This work challenges the prevailing assumption that video generation models perform temporal modeling through frame-to-frame sequential reasoning. Instead, it demonstrates that inference unfolds along the denoising steps of the diffusion process, revealing a “Chain-of-Steps” mechanism: the model explores multiple plausible solutions in early denoising stages and gradually converges in later steps, exhibiting reasoning-like behaviors such as working memory, self-correction, and perceptual anticipation. Through training-free analyses—including qualitative inspection, targeted probing, and latent trajectory integration—the study uncovers functional stratification within Diffusion Transformers. Leveraging these insights, a latent-space ensemble strategy substantially enhances inference performance, offering a novel perspective on the dynamic reasoning mechanisms underlying video generative models.
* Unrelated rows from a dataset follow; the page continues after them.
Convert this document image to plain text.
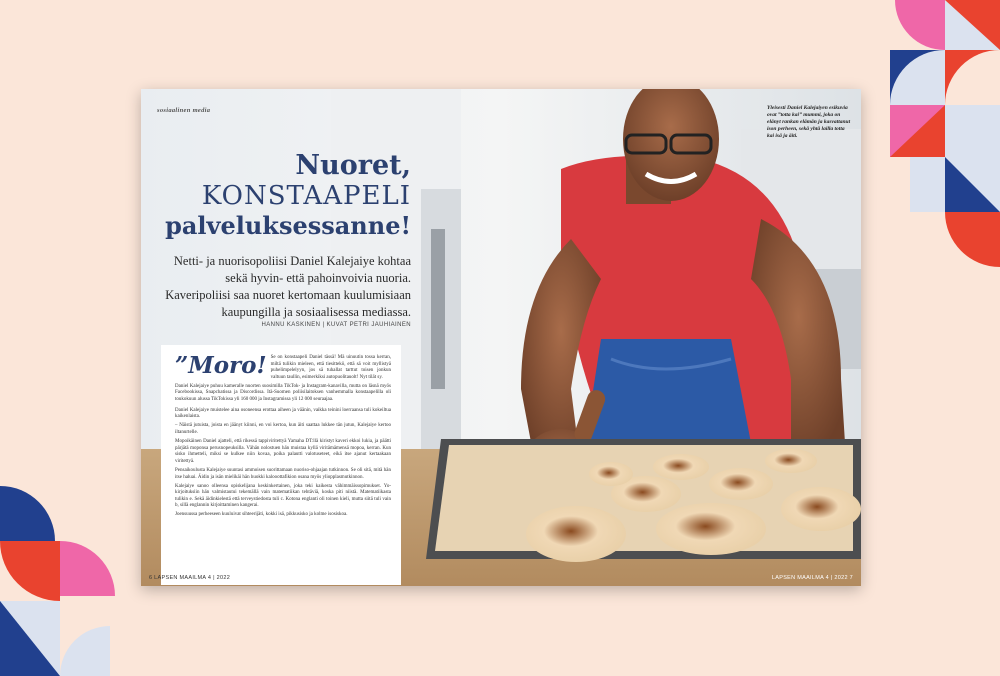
sosiaalinen media
Nuoret,
KONSTAAPELI
palveluksessanne!
Netti- ja nuorisopoliisi Daniel Kalejaiye kohtaa sekä hyvin- että pahoinvoivia nuoria. Kaveripoliisi saa nuoret kertomaan kuulumisiaan kaupungilla ja sosiaalisessa mediassa.
HANNU KASKINEN | KUVAT PETRI JAUHIAINEN
”Moro! Se on konstaapeli Daniel tässä! Mä uinuutin tossa kerran, miltä tulikin mieleen, että tiesittekö, että sä voit myllistyä puhelimpelelyyn, jos sä tuhallat tarttut toisen jonkun valtuun taullin, esimerkiksi autopuolitauolt! Nyt tilät sy.

Daniel Kalejaiye puhuu kameralle nuorten suosimilla TikTok- ja Instagram-kanavilla, mutta on läsnä myös Facebookissa, Snapchatissa ja Discordissa. Itä-Suomen poliisilaitoksen vanhemmalla konstaapelilla oli toukokuun alussa TikTokissa yli 160 000 ja Instagramissa yli 12 000 seuraajaa.

Daniel Kalejaiye muistelee aina osoneensa erottaa aiheen ja väänin, vaikka teinini loerraansa tuli kokeiltua kaikenlaista.

– Näistä jutuista, joista en jäänyt kiinni, en voi kertoa, kun äiti saattaa lukkee tän jutun, Kalejaiye kertoo iltanurtelle.

Mopoikäinen Daniel ajatteli, että rikessä tappiviritettyä Yamaha DT:llä kiristyt kaveri ekkoi lukia, ja päätti pärjätä moponsa perusnopeuksilla. Vähän nolostuen hän muistaa kyllä viritämämensä mopoa, kerran. Kun sisko ihmetteli, miksi se kulkee niin kovaa, poika palautti valotuseteet, eikä itse ajanut kertaakaan viritettyä.

Pensaikoulusta Kalejaiye suuntasi ammoisen suorittamaan nuoriso-ohjaajan tutkinnon. Se oli sitä, mitä hän itse haluai. Äidin ja isän mielikäi hän huokki kalooottafikion osana myös yliopplasmutkinnon.

Kalejaiye sanoo olleensa opiskelijana keskinkertainen, joka teki kaikesta vähimmäissopimukset. Yo-kirjoituksiin hän valmistautui tekemällä vain matematiikan tehtäviä, koska piti niistä. Matematiikasta tulikin e. Sekä äidinkielestä että terveystiedosta tuli c. Kotona englanti oli toinen kieli, mutta siitä tuli vain b, sillä englannin kirjoittaminen kangerai.

Joensuussa perheeseen kuuluivat sihteerijäti, kokki isä, pikkusisko ja kolme isosiskoa.

Yleisesti Daniel Kalejaiyen esikuvia ovat ”totta kai” mummi, joka on elänyt rankan elämän ja kasvattanut ison perheen, sekä yhtä lailla totta kai isä ja äiti.
6 LAPSEN MAAILMA 4 | 2022	LAPSEN MAAILMA 4 | 2022 7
Recent advances in video generation have revealed an unexpected phenomenon: diffusion-based video models exhibit non-trivial reasoning capabilities. Prior work attributes this to a Chain-of-Frames (CoF) mechanism, where reasoning is assumed to unfold sequentially across video frames. In this work, we challenge this assumption and uncover a fundamentally different mechanism. We show that reasoning in video models instead primarily emerges along the diffusion denoising steps. Through qualitative analysis and targeted probing experiments, we find that models explore multiple candidate solutions in early denoising steps and progressively converge to a final answer, a process we term Chain-of-Steps (CoS). Beyond this core mechanism, we identify several emergent reasoning behaviors critical to model performance: (1) working memory, enabling persistent reference; (2) self-correction and enhancement, allowing recovery from incorrect intermediate solutions; and (3) perception before action, where early steps establish semantic grounding and later steps perform structured manipulation. During a diffusion step, we further uncover self-evolved functional specialization within Diffusion Transformers, where early layers encode dense perceptual structure, middle layers execute reasoning, and later layers consolidate latent representations. Motivated by these insights, we present a simple training-free strategy as a proof-of-concept, demonstrating how reasoning can be improved by ensembling latent trajectories from identical models with different random seeds. Overall, our work provides a systematic understanding of how reasoning emerges in video generation models, offering a foundation to guide future research in better exploiting the inherent reasoning dynamics of video models as a new substrate for intelligence.